Thread: GRE subject test question

Hello all,

Here is a sample GRE subject exam question.

Let p(x) be the polynomial x^3 + a*x^2 + b*x + c, where a, b, and c are real constants. if p(-3) = p(2) = 0 and p'(3) < 0, which of the following is a possible value of c?
(A) -27
(B) -18
(C) -6
(D) -3
(E) -1/2

I have figured out the solution getting -27 as the answer. My question regards a solution I came across on another forum by someone else that I am having trouble following.

Given the information available is it possible to conclude that the third root of the equation must be strictly less than -3?

Thanks!

Originally Posted by kkoutsothodoros

Hello all,

Here is a sample GRE subject exam question.

Let p(x) be the polynomial x^3 + a*x^2 + b*x + c, where a, b, and c are real constants. if p(-3) = p(2) = 0 and p'(3) < 0, which of the following is a possible value of c?
(A) -27
(B) -18
(C) -6
(D) -3
(E) -1/2

I have figured out the solution getting -27 as the answer. My question regards a solution I came across on another forum by someone else that I am having trouble following.
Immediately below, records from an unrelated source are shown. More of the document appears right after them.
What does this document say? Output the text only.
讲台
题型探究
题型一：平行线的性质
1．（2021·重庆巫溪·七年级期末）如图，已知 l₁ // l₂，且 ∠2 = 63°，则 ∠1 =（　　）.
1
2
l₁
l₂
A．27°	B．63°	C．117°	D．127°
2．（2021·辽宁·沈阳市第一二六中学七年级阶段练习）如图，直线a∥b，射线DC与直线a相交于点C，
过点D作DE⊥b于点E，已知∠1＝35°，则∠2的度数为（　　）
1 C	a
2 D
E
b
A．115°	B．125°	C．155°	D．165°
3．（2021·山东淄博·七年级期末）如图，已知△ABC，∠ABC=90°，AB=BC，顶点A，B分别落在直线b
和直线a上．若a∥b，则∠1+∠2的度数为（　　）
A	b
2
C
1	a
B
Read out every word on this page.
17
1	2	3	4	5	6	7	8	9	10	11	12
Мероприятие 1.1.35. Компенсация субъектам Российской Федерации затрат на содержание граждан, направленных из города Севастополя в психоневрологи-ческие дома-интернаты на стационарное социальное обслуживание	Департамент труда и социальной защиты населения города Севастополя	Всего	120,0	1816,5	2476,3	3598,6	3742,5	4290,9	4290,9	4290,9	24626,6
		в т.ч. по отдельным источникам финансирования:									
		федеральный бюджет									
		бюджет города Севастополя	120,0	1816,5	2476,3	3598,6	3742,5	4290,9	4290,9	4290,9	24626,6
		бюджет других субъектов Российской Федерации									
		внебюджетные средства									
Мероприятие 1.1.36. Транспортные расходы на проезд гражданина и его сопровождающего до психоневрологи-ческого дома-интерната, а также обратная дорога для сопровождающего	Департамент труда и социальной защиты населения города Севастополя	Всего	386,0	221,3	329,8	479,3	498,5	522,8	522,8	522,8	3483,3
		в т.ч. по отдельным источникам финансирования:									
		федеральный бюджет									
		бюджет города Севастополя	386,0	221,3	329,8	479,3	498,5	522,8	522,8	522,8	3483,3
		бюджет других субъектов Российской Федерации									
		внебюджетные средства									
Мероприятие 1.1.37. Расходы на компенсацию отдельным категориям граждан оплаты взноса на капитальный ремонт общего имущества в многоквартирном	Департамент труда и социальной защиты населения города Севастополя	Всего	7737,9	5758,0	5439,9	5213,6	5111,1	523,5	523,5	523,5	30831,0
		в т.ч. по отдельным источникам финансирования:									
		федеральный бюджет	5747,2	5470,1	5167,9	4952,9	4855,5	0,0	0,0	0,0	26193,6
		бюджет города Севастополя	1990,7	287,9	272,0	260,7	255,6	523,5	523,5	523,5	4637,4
Given the information available is it possible to conclude that the third root of the equation must be strictly less than -3?

Thanks!

There is something wrong with the question, since:

p(x) = (x+3)(x-2)(x-r3)

p'(x) = 3 x^2 + 2x (1 - r3) - r3 - 6

Then p'(3)=27 - 7 r3<0, which implies that r3>0.

RonL

p(x) = (x + 3)(x - 2)(x - r3) = x^3 + (1 - r3)*x^2 - (6 + r3)*x + 6*r3.

so c = 6*r3

p'(-3) = 27 - 6*(1 - r3) + (6 + r3) = 27 - 6 + 6*r3 + 6 + r3 = 27 + 7*r3 < 0.

so -7*r3 > 27 or r3 < -27/7.

So c < -18 leaving -27 to be the only possible answer.

My question is if it's possible to conclude that r3 is < -3 right off the bat without doing any of thw work above.